Le quotidien économique L’Opinion, considéré comme le portevoix du CAC40, pourrait changer de mains, selon La Lettre.
Des actionnaires discrets, influents mais un peu las
De grands noms au capital dont les familles Bettencourt, Rupert Murdoch et Arnault. Il doit y en avoir quelques autres un peu cachés. Si Bey médias, la société qui regroupe L’Opinion et L’Agefi, est discrète sur ses comptes, ceux-ci malgré des subventions annuelles de plus de 1M€ ne doivent pas être bien fameux et les actionnaires actuels se sont sans doute lassés de remettre constamment au pot depuis 2013 date du lancement.

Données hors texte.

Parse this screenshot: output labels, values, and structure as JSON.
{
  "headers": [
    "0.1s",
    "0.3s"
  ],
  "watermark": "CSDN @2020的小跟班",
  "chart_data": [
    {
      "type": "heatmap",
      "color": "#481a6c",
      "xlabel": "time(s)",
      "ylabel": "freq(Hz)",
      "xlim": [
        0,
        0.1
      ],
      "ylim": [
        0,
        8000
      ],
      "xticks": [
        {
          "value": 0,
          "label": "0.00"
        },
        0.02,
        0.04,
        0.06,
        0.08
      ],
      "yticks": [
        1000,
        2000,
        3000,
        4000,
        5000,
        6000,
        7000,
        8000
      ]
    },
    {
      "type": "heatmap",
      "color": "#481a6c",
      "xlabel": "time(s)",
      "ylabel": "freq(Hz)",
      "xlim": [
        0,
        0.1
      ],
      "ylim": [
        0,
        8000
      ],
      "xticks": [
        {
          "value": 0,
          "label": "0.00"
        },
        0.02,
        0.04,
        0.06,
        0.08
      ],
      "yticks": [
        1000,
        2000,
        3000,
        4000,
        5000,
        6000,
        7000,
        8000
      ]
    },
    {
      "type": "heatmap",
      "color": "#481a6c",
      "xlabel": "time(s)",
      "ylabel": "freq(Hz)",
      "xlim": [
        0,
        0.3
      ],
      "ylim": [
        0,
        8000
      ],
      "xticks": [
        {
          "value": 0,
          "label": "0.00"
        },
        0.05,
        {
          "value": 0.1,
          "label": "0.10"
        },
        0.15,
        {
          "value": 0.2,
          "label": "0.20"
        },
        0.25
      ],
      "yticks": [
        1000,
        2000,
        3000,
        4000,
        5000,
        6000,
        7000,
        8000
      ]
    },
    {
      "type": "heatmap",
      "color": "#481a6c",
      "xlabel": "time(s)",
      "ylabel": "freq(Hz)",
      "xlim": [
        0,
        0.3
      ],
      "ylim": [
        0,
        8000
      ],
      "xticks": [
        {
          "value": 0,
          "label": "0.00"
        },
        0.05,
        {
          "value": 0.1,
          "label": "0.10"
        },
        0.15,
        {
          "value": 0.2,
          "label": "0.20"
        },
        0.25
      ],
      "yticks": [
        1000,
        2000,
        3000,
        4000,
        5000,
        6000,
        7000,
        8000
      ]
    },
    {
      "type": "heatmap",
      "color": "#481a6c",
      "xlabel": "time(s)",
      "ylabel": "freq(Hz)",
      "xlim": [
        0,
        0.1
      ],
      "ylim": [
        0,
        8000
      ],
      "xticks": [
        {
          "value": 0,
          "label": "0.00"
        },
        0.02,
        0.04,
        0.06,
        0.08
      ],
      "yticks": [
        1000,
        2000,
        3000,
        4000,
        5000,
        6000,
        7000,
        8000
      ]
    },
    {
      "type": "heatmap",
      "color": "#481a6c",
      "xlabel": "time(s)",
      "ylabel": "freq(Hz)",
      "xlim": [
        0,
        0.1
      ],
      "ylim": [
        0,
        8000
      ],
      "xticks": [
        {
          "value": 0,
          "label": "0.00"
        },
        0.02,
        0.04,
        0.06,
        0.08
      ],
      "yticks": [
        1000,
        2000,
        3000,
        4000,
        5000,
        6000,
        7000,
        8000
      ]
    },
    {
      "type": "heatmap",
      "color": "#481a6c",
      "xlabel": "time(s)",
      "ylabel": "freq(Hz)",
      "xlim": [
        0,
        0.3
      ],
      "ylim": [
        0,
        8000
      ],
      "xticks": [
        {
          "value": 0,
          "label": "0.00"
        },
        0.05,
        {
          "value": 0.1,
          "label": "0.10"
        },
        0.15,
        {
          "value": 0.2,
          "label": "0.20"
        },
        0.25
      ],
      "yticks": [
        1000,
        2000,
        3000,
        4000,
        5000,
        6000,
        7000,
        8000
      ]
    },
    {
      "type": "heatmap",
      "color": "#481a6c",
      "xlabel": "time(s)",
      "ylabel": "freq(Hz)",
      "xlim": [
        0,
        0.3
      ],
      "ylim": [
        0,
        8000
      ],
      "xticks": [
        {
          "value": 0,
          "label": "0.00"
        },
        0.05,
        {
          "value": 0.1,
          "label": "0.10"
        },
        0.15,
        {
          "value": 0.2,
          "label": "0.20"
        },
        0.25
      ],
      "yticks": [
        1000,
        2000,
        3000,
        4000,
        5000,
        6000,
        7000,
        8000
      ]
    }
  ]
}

À la recherche d’argent frais
C’est dans ce contexte que Nicolas Beytout, fondateur du journal, s’est mis en quête de nouveaux partenaires. Toujours selon La Lettre, des fonds suisses et belges auraient été approchés ainsi que Rodolphe Saadé, tous ont poliment décliné l’offre.
Nicolas Beytout 67 ans et détenteur de 15% du capital a tout intérêt à bien valoriser son groupe. Le chiffre de 45M€ est évoqué et paraît excessif pour un groupe en pertes constantes même si son influence n’est pas négligeable. Nicolas Beytout dément tout contact avec CMI de Křetínský mais on sait que dans ce genre de transactions discrètes entre (très) grandes fortunes on n’annonce qu’une fois les négociations terminées.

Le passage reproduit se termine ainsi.